Потом появился Михаил. Опять же, я была у Веры, чтобы забрать обещанного мне котёнка. Я имела право выбора из четырёх котят-тигрят. Мы с Верой назвали его Мишка. Было начало октября, и еще удерживалась прекрасная тёплая погода. Несмотря на это, я надела новое демисезонное пальто, купленное недавно в нашей сельской лавке, чтобы показать Вере. Котёнка я спрятала за пазухой под новым пальто. Через их двор с памятными тополями, на которые мы в детские годы так часто забирались до самых вершин, я шла, непрерывно бормоча с котёнком. И вдруг прямо на меня пошел грузовик. Испуганно я отскочила в сторону, на ступеньки перед дверью в клуб. Грузовик уже резко затормозил и остановился. Из кузова прыгнул на землю кто-то в военной форме. Что-то синее я заметила на его форме, по-моему, на фуражке. Милиция или НКВД – стрельнуло мне в голову. Но передо мной стоял Михаил Цапко. Он с 1947 года служил в воздушном флоте недалеко от Москвы. Это был его первый короткий отпуск, всего одну неделю.

„Тогда беги скорее домой, твоя мать точно уже все глаза высмотрела".

„Мать всегда остается матерью, и она поймет своего сына". Он спросил, куда я иду, что собираюсь делать и что у меня там под пальто. Я показала котёнка, он громко рассмеялся. Я хотела идти, но он взял мою свободную руку, взял свой чемодан, который шофер поставил возле него, прежде чем уехать. „Я просто не могу тебя отпустить. Пожалуйста, зайдем со мной к моей матери, совсем ненадолго. Я поприветствую её и оставлю чемодан. Пожалуйста". – „Я не пойду с тобой к твоей маме, она тебя почти четыре года не видела.
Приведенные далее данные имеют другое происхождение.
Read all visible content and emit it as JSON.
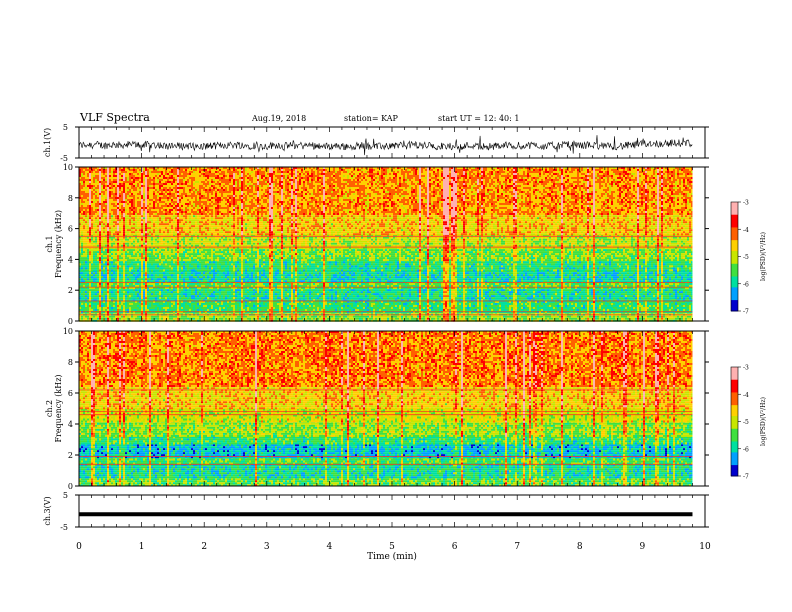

И отпусти, пожалуйста, мою руку". Он держал её еще крепче. „Нет! – прозвучало твёрдо. – Нет. Мне тебе надо так много сказать". – „Ты можешь завтра ко мне прийти, я живу рядом со школой". – „До завтра ждать? Слишком долго я уже ждал". Он тянул меня за руку через улицу, я сопротивлялась, а он просил только ненадолго зайти. Котёнок начал мяукать, тогда я со всей силы рванула свою руку из его руки. Он выронил чемодан и взял меня за локти обеими руками, глядя при этом не отрываясь мне в глаза. Красивый парень, я бы сказала, высокого роста, стройный, и форма шла ему отлично. Парень, в которого не грех влюбиться, как говорится. Мы стояли уже у его дома. „Хорошо, – сказал он, – тогда мы пойдем сначала к тебе. – Он взял свой чемодан. – Потом придем к моей матери". – „Михаил, не ставь себя и меня в смешное положение. Иди к матери". Я энергично отступила в сторону. Он спросил меня, какой дорогой я пойду домой, той самой ли дорогой, которой раньше ходили? Я быстро ушла. У молоканки он меня догнал, крайне запыхавшись.
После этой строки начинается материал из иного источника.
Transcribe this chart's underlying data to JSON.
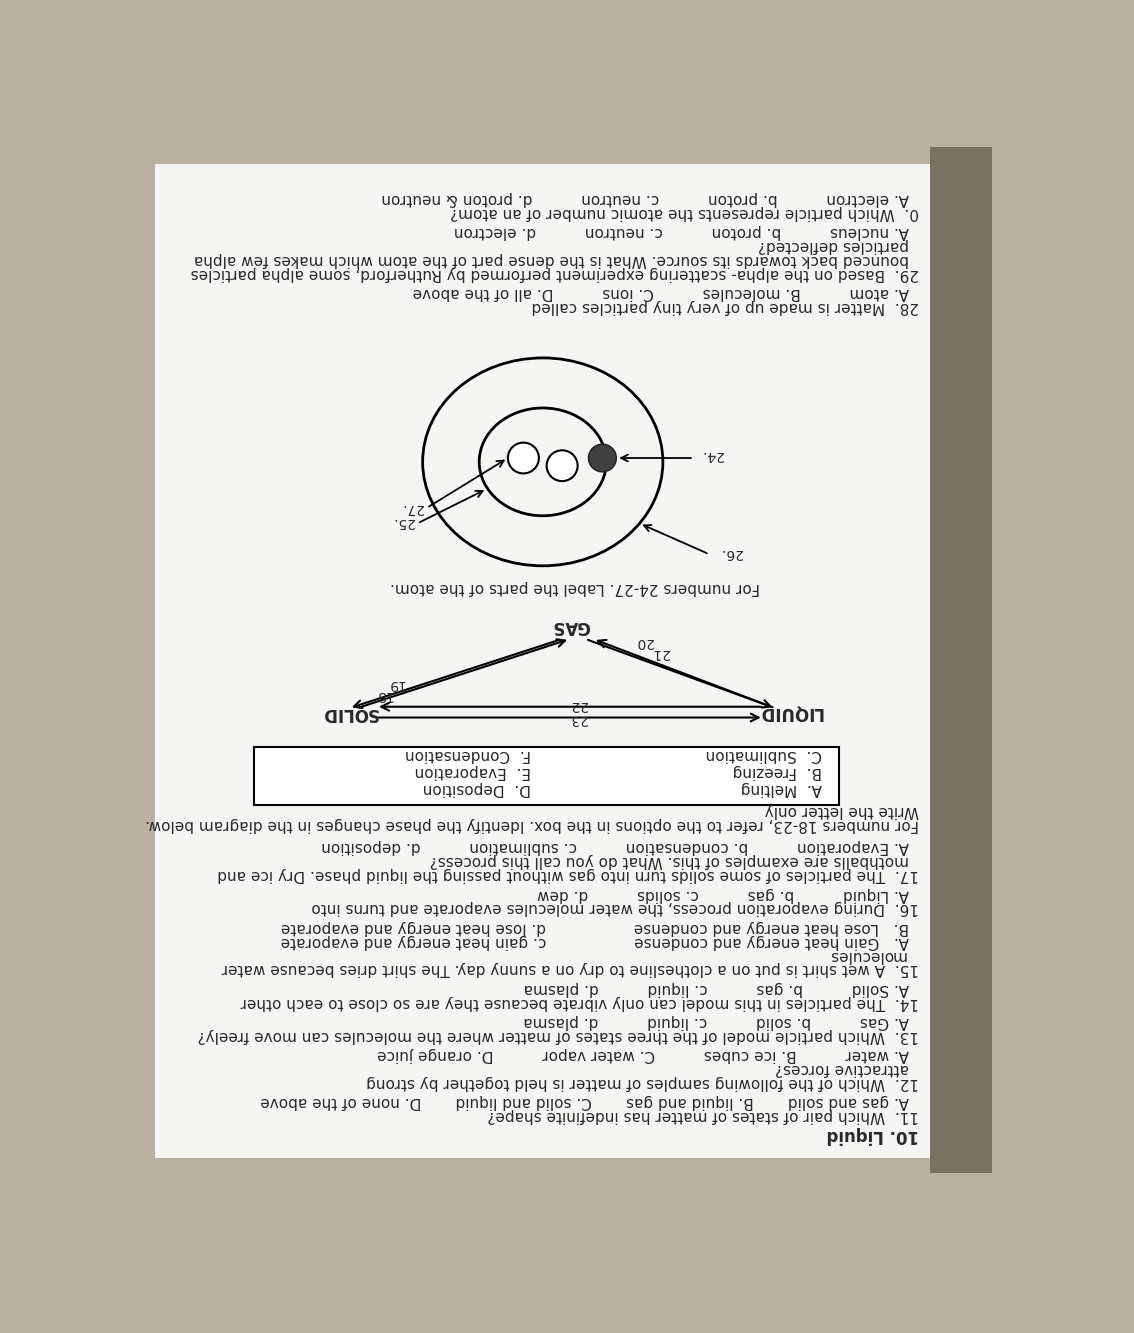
{
  "bg_color": "#b8b0a0",
  "page_color": "#f5f5f3",
  "shadow_color": "#7a7060",
  "text_color": "#2a2a2a",
  "title": "10. Liquid",
  "q11": "11.  Which pair of states of matter has indefinite shape?",
  "q11c": "A. gas and solid       B. liquid and gas       C. solid and liquid       D. none of the above",
  "q12a": "12.  Which of the following samples of matter is held together by strong",
  "q12b": "attractive forces?",
  "q12c": "A. water          B. ice cubes          C. water vapor          D. orange juice",
  "q13": "13.  Which particle model of the three states of matter where the molecules can move freely?",
  "q13c": "A. Gas          b. solid          c. liquid          d. plasma",
  "q14": "14.  The particles in this model can only vibrate because they are so close to each other",
  "q14c": "A. Solid          b. gas          c. liquid          d. plasma",
  "q15a": "15.  A wet shirt is put on a clothesline to dry on a sunny day. The shirt dries because water",
  "q15b": "molecules",
  "q15c1": "A.   Gain heat energy and condense                  c. gain heat energy and evaporate",
  "q15c2": "B.   Lose heat energy and condense                  d. lose heat energy and evaporate",
  "q16": "16.  During evaporation process, the water molecules evaporate and turns into",
  "q16c": "A. Liquid          b. gas          c. solids          d. dew",
  "q17a": "17.  The particles of some solids turn into gas without passing the liquid phase. Dry ice and",
  "q17b": "mothballs are examples of this. What do you call this process?",
  "q17c": "A. Evaporation          b. condensation          c. sublimation          d. deposition",
  "for1823a": "For numbers 18-23, refer to the options in the box. Identify the phase changes in the diagram below.",
  "for1823b": "Write the letter only",
  "box": [
    [
      "A.  Melting",
      "D.  Deposition"
    ],
    [
      "B.  Freezing",
      "E.  Evaporation"
    ],
    [
      "C.  Sublimation",
      "F.  Condensation"
    ]
  ],
  "for2427": "For numbers 24-27. Label the parts of the atom.",
  "q28": "28.  Matter is made up of very tiny particles called",
  "q28c": "A. atom          B. molecules          C. ions          D. all of the above",
  "q29a": "29.  Based on the alpha- scattering experiment performed by Rutherford, some alpha particles",
  "q29b": "bounced back towards its source. What is the dense part of the atom which makes few alpha",
  "q29c_text": "particles deflected?",
  "q29c": "A. nucleus          b. proton          c. neutron          d. electron",
  "q30": "0.  Which particle represents the atomic number of an atom?",
  "q30c": "A. electron          b. proton          c. neutron          d. proton & neutron"
}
Дома я его представила своей матери. Потом мы ели жареную картошку и сидели за столом до глубокой ночи, вспоминая о годах войны, о наших общих друзьях и знакомых. Естественно, и о Розе, моей лучшей подруге, которую я считала его будущей невестой. Но Роза была к этому времени уже замужем, это он знал. Обо мне он имел полную информацию от своей сестры Дарьи. Теперь он хотел еще знать, есть ли у меня друг. Да, у меня есть друг, однако не такой, как, может быть, представляет себе это он, Михаил. Павел Братчун, с которым я училась в школе, мой хороший друг, и он лучший парень из всех. Это я сказала открыто и твёрдо, глядя при этом ему прямо в глаза, чтобы он знал, что я с ним ничего общего не хочу иметь. И тут же, наклонив голову, я думала: „Я ведь сама не знаю, с кем я что хотела бы иметь общего. С Павлом я ведь поклялась честью никогда не быть вместе. Так же и с Михаилом никогда ничего не должно быть… Только не раскисать и не дать знать истинное положение дела… Всё так скверно, так мерзко и чудовищно… Собственно, мы бы с ним тоже могли стать хорошими товарищами".